我上了车,坐上副驾驶座。弗洛朗侧过身子,对我点头示意,歉意的笑笑,并与我行贴面礼。
他开动了车。
然后他才慢慢开口。向我解释情况和道歉。
他的声音是那种低音炮,还带点烟嗓。绿眼睛,高额头,短发,说话不慌不忙......虽然我不算颜控,弗洛朗也说不上帅的惊人天人,可他的相貌真的就恰好长在我的审美点上。
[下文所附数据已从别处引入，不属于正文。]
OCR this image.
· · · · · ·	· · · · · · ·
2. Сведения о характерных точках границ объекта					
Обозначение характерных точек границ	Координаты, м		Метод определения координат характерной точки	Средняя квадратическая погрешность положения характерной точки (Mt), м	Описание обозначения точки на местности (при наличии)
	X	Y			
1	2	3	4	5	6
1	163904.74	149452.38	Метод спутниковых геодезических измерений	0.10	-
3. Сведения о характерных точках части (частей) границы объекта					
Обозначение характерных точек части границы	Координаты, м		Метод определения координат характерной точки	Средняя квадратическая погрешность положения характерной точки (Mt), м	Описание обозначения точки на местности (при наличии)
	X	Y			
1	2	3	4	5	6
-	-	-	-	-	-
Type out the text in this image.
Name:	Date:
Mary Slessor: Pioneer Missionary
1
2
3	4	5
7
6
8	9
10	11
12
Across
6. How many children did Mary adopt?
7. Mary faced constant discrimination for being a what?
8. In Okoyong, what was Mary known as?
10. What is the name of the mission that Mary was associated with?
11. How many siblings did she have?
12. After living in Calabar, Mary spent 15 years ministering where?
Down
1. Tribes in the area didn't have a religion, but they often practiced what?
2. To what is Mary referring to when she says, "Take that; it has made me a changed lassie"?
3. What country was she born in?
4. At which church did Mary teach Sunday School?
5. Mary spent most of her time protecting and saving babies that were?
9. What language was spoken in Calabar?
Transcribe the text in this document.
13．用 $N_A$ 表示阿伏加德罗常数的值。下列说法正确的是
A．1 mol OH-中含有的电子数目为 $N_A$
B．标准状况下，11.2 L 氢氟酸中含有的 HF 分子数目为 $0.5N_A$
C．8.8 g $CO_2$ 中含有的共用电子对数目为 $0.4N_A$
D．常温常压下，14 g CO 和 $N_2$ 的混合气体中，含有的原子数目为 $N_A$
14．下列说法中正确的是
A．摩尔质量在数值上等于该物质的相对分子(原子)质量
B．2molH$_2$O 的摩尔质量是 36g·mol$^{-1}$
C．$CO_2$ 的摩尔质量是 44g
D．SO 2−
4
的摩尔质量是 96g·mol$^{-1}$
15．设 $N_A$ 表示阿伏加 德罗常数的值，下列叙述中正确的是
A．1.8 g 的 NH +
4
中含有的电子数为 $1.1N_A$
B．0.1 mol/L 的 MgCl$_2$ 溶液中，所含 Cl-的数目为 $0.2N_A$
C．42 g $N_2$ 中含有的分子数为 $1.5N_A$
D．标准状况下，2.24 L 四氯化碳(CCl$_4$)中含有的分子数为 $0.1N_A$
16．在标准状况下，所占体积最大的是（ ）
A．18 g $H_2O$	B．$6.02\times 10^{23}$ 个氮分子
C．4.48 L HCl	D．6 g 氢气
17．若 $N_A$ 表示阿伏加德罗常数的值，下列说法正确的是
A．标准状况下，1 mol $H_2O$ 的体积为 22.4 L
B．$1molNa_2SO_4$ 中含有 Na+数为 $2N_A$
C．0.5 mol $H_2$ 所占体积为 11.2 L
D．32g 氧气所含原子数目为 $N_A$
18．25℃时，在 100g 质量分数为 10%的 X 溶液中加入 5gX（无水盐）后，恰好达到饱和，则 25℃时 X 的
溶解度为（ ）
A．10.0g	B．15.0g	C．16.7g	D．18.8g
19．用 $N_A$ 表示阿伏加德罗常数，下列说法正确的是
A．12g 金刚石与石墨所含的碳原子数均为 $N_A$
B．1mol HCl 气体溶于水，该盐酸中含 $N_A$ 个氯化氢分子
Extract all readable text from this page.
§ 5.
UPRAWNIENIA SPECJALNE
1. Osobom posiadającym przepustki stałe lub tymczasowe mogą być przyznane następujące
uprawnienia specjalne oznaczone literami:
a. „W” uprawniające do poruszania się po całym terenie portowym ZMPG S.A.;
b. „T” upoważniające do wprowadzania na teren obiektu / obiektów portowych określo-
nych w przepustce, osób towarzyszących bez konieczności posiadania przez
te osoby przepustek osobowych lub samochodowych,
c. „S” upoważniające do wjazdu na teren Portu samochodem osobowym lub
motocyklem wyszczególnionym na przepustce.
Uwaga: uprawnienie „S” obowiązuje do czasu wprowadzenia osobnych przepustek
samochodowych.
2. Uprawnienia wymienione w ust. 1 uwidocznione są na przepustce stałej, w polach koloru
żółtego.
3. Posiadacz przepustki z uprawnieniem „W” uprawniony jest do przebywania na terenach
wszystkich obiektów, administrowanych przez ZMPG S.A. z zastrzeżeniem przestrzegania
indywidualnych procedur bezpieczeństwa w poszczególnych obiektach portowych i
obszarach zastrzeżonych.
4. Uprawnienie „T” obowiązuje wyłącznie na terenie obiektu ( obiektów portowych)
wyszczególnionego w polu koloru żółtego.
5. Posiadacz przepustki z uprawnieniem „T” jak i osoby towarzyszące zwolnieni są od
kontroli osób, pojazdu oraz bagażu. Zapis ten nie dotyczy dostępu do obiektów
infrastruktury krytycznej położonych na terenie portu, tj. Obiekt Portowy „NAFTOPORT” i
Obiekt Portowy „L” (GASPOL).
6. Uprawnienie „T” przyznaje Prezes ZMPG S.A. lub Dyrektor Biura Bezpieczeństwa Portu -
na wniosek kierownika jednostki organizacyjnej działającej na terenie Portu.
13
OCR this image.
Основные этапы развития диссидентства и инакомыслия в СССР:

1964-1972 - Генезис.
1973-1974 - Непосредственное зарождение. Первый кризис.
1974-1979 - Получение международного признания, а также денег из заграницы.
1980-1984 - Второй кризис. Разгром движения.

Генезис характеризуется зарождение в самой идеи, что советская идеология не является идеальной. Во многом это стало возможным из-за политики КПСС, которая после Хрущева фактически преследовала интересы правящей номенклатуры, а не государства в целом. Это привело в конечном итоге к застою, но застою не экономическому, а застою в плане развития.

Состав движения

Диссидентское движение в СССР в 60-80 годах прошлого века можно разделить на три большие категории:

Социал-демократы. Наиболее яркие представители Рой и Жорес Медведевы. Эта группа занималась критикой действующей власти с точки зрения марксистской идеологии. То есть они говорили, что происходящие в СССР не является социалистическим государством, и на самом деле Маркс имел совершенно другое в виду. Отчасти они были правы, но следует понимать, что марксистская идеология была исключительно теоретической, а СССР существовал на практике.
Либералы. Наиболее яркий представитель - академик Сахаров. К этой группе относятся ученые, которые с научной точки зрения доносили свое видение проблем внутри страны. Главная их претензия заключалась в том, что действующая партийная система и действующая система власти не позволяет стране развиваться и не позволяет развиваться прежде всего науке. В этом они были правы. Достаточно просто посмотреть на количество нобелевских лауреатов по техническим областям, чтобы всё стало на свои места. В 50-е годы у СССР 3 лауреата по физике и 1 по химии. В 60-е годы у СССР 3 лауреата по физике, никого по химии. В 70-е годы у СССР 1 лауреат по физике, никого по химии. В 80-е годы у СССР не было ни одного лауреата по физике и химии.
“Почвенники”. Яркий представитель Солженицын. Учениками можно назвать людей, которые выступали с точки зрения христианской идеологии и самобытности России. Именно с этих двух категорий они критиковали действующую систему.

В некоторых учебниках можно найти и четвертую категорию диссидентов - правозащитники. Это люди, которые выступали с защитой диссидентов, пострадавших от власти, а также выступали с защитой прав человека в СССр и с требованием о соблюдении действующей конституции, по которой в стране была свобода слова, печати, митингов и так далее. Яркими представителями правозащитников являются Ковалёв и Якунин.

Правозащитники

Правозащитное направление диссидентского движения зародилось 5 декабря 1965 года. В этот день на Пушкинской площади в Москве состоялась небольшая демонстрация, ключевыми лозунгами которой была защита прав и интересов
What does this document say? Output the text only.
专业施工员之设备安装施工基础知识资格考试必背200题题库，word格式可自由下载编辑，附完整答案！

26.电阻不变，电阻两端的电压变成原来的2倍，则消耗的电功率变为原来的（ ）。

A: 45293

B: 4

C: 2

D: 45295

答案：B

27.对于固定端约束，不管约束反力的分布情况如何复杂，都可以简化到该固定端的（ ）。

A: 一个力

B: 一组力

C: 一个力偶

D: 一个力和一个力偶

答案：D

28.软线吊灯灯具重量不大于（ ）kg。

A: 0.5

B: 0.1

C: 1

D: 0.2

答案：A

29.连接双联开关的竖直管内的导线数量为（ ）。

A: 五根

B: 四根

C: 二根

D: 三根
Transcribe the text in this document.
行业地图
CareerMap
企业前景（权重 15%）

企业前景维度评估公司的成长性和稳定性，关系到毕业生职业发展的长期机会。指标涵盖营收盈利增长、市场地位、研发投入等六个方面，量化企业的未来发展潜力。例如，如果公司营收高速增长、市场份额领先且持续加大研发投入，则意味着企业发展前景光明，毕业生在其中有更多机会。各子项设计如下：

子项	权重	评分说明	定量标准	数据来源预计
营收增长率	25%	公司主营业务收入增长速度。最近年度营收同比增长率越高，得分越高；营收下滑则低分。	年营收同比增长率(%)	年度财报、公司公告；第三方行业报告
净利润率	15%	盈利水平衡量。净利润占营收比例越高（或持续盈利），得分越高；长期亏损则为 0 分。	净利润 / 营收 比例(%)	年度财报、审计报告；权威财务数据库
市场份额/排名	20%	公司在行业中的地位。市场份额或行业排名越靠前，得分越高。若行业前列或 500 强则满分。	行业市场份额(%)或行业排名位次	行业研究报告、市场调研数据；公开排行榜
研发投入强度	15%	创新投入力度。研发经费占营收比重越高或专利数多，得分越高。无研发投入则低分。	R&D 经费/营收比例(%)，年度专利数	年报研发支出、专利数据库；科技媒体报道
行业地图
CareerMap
没开几步,我们的车直接就堵在了拉丁区。在堵住的车流中,我们随意闲聊起来。
大概是谁先问起周六过的怎么样,这种客套的问题。
我们就有一句没一句的聊着。说着说着,我懊恼起中午不小心扔进洗衣机的丝绸衬衣。弗洛朗抱怨起周六他还不得不加了一天班。
“这可是在法国!你们公司难道是中国老板吗?还是犹太老板?” 我开了个玩笑。
没想到,弗洛朗的公司还真是个犹太家族企业。我们都笑了。车里满是欢快的空气。
车流终于动起来,弗洛朗往西北边开。我们很快来到了,巴黎东北角的蒙马特高地。可是,周六的巴黎蒙马特,不比拉丁区人少,也是人声鼎沸,没有空的停车位。
在蒙马特弯弯曲曲高高低低的小道上,转悠了几圈之后,我们又放弃了蒙马特高地。
弗洛朗又往西开,想开到香榭丽舍大街一带,那里至少有付费的地下停车场,更大可能有位置。